Originally Posted by MMO-Champion
Seeing the post on reddit in which you basically say that LFR is the worst design decision you've ever made, I'm wondering what was the idea/mindset behind making it? To allow people who aren't that good at the game to experience raiding?
Yeah I expanded a little in that answer. I said that the goal of getting players with less time or willingness to wipe for 3 hours into raiding was a noble goal. Raiding is fun. It's the most epic part of the game IMHO. A lot of storytelling happens in raids and you get to see some great art and interact with famous characters. We definitely spent a lot of dev time on raiding, so getting it accessible to a larger population made sense.
The problem with Raid Finder was that when the content was too tough (meaning easier than normal raiding, but not a cake walk) then people would tend to drop the raid after a wipe or two. You'd get these revolving doors where the raid itself was stuck on a boss but the individuals in the raid had cycled through maybe 100s of players after a few hours. There was no "Okay, boys and girls, let's call it a night," moment that you get from a raid leader in an organized guild. For that matter, there was no leader who could kick problem players, dictate strategy or explain the fights. For most players, Raid Finder was a weirdly silent and anonymous affair.

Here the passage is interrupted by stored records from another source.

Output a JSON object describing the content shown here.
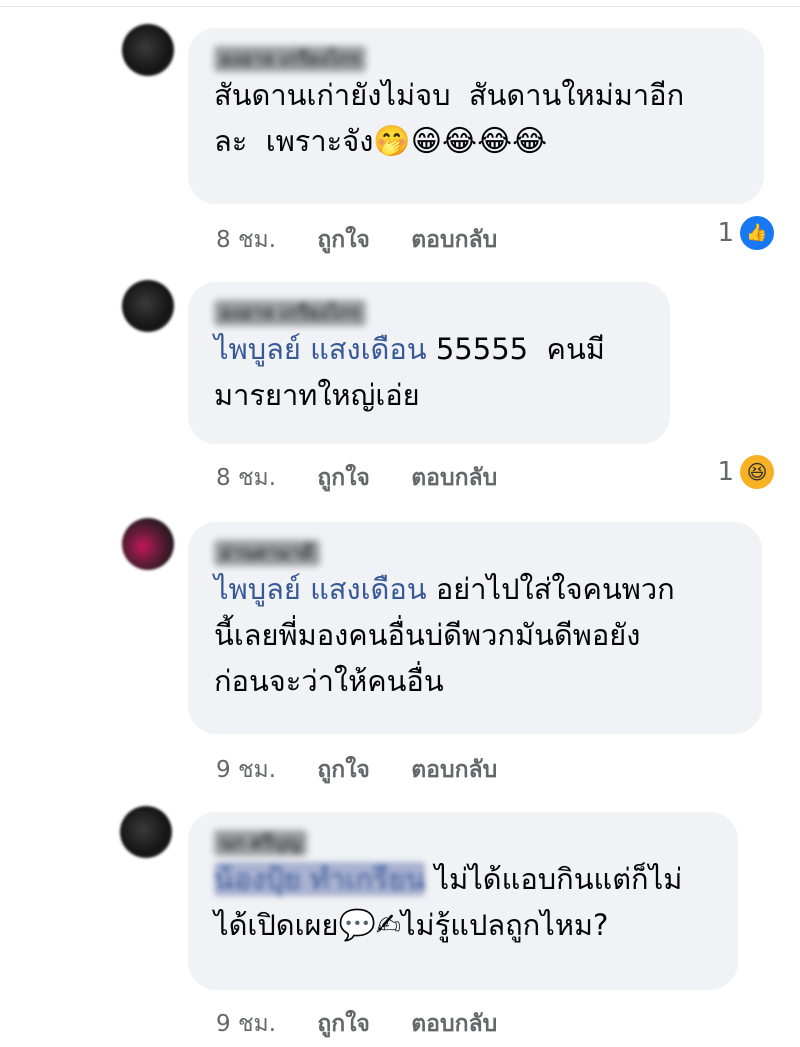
{
  "comments": [
    {
      "author": "องอาจ เกรียงไกร",
      "text": "สันดานเก่ายังไม่จบ  สันดานใหม่มาอีก\nละ  เพราะจัง",
      "emojis": "🤭😁😂😂😂",
      "time": "8 ชม.",
      "like_label": "ถูกใจ",
      "reply_label": "ตอบกลับ",
      "reaction_count": "1",
      "reaction_icon": "like-icon"
    },
    {
      "author": "องอาจ เกรียงไกร",
      "mention": "ไพบูลย์ แสงเดือน",
      "text": " 55555  คนมี\nมารยาทใหญ่เอ่ย",
      "time": "8 ชม.",
      "like_label": "ถูกใจ",
      "reply_label": "ตอบกลับ",
      "reaction_count": "1",
      "reaction_icon": "haha-icon"
    },
    {
      "author": "อ่านตามาดี",
      "mention": "ไพบูลย์ แสงเดือน",
      "text": " อย่าไปใส่ใจคนพวก\nนี้เลยพี่มองคนอื่นบ่ดีพวกมันดีพอยัง\nก่อนจะว่าให้คนอื่น",
      "time": "9 ชม.",
      "like_label": "ถูกใจ",
      "reply_label": "ตอบกลับ"
    },
    {
      "author": "นก ศรีบุญ",
      "mention": "น้องปุ้ย ทำเกรียน",
      "text": " ไม่ได้แอบกินแต่ก็ไม่\nได้เปิดเผย",
      "emojis_inline": "💬✍",
      "text_tail": "ไม่รู้แปลถูกไหม?",
      "time": "9 ชม.",
      "like_label": "ถูกใจ",
      "reply_label": "ตอบกลับ"
    }
  ]
}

The altenative was to make the difficulty level so easy that you'd probably steamroll every boss and that's sort of where we ended up, but it meant you weren't really doing a rotation, lots of people were AFK and these famous bosses hit like kittens.
Daelo (Scott Mercer) was the other designer who worked with me on Raid Finder, and if I had to do it all over again, I think I would advocate we try something more like a group builder where a leader would invite (and be able to kick) people. I did a lot of pug raiding over the years, and some of them worked fine, which leads me to believe that model has promise. I *think* WoW has something like that now? Not sure.
I have a lot of faith in those guys. They will eventually figure out a good solution if they haven't already. The original question and answer were both targeting my career as a designer, not an attempt to take a shot at WoW.